Dealing with Fear: A simple, two-step approach
“I am an old man, and known a great many troubles in my life, but most of them never happened.” – Mark Twain
Hi folks, Eric here again. My last time around, I spoke about dealing with stress. As I was thinking more about it, I realized that, while useful, this advice fails to get at what we in the software business call “root cause”, i.e. I spoke about managing stress, but didn’t really get into where it comes from. And I think, when it comes to infertility, treatment of it, and all the things wrapped up with it, stress is actually the physical manifestation of something deeper – fear. And what are we afraid of? We don’t know… exactly. And that is actually the point.
If I told you to set off on a journey through treacherous lands with nothing to guide you but a destination far in the distance, you’d be quite apprehensive. But if I sent you on the same journey with a map of the dozens of differing routes that eventually lead to that far city, you’d feel much more comfortable setting out, no? That’s what today’s post is all about.

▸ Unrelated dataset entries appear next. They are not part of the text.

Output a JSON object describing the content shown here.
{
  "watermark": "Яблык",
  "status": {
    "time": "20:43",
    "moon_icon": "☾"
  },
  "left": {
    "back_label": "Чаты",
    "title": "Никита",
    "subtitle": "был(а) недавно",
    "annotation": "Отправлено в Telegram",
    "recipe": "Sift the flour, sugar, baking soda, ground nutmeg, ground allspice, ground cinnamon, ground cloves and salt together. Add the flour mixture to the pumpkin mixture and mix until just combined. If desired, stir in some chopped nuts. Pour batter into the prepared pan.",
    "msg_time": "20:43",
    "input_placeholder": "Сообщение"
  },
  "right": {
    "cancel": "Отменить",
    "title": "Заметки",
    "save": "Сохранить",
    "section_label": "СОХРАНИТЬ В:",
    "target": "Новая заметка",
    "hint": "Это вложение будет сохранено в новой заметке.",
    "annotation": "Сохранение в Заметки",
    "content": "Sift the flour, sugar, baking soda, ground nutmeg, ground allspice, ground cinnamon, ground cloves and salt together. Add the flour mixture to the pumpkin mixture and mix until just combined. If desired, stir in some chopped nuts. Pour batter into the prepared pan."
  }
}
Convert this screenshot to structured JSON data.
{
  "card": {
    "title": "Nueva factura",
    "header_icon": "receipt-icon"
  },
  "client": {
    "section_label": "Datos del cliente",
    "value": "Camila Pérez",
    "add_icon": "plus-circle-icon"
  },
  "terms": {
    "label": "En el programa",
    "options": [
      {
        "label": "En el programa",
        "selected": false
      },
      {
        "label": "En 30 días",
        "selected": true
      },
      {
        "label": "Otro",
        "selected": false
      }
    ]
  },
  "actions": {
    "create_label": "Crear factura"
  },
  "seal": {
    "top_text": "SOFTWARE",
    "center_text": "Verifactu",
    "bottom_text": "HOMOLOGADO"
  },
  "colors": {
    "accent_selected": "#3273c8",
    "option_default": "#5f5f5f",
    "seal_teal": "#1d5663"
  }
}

Humans are biologically wired to fear the unknown. We are genetically predisposed to want to know where our next meal is coming from, that we have a safe place to return to at night, that nothing unexpected will leap out of the forest and try to eat us. It’s one of the reasons that, despite often using “routine” as a pejorative, in fact most of us would far rather stay with a routine that bores us silly and frustrates our dreams than make a leap into the unknown because it frightens us.
Embarking on the journey of in vitro fertilization and fertility treatment is absolutely venturing into the unknown. There are all these mysterious numbers and tests and metrics and procedures. There is worry of “how it will go” and talk of mysterious and invisible things happening (or not happening) inside your body. Plus, you may have to use big pointy needles to stab yourself or someone you love on a daily basis. That obviously doesn’t help.
So the reasons for the fear are pretty obvious when you think about it. You’re breaking your routines. You’re taking risks, financially, physically and/or emotionally. And there’s no guarantee of the outcome. What’s less obvious is how to deal with that fear and uncertainty effectively.
Well, for what it’s worth, I have developed a one-two punch to take fear straight on, and if I can’t knock it out cold, at least I can beat it into some kind of submission so I can control it. And this post is to share my approach in hopes that it might help, at least a little bit. So… here goes:
Step 1: Fear-Setting – Fear-setting is the practice of explicitly deconstructing, naming and writing down what you are afraid may happen. This requires you to actually elucidate and spell out all the ambiguous boogeymen hiding in that foggy “unknown” ahead of you.
Say it out loud – “What if I can’t ever have children?” “What if all the procedures are failures?” “What if we spend all of our savings and still don’t have a baby?” “What if, in their secret heart of hearts, my partner blames me that we can’t have a child?” “What will my family/friends think?” Whatever it is, name it, say it, write it down.
In many traditions of folklore and fairytales, naming something gives you power over it. I think on some very basic level the origin of that mythological pattern comes from turning the unknown into the known. By explicitly naming what it is you’re afraid of, you begin to move it from the mysterious and ambiguous, which frightens us all on a deeply primitive level, into the world of the concrete, tangible and therefore-deal-with-able. (It also has the added benefit of showing you that in many cases, some of your fears are mutually exclusive, i.e. even if one happens, most of them won’t. In other words, you’re worrying about many things, but most of them will never come to pass, as with Mark Twain’s proverbial old man.)
Step 2: Plan your response – The second step is equally simple, but that doesn’t mean it’s easy. Look at that list of itemized, explicitly-stated fears and then say, “So if that happens, what will I do?”
· If the first round fails, will we go for another? And another?
· If natural cycle isn’t successful, will we add hormones?
· Worst-case – what if it never works, then what options are open to us? Surrogacy? Donor? Adoption? Fostering? How do we feel about each of those? Let’s say it out loud, evaluate, and draft a plan.
There’s an old saying that no battle plan survives first contact with the enemy. To counter this, elite military units train for every contingency. They expect the enemy to behave differently than anticipated, for every element of the plan to go awry, for every piece of equipment to fail, and they know what they will do, in advance, when it does. This gives them the advantage of calm certainty amid the chaos because they are not, in fact, dealing with the completely unknown. They prepared for the forks in the road in advance, and you can do the same.
To finish where we started, then, let me return to my metaphorical send-off on your journey. Instead of starting off on your path with nothing in mind but the destination, try to name, and map out, the potential forks in the road. Then, when you come upon them, instead of being surprised and uncertain, follow a map you’ve already drawn for each possible branch of the route.
None of this guarantees success in reaching your destination of course, but it makes the voyage into something for which you have a map, and by moving that future from the “unknown and amorphous” to the “known and mapped-out” you can reduce a lot of the fear along with the way.
Give it try, let me know if it helps.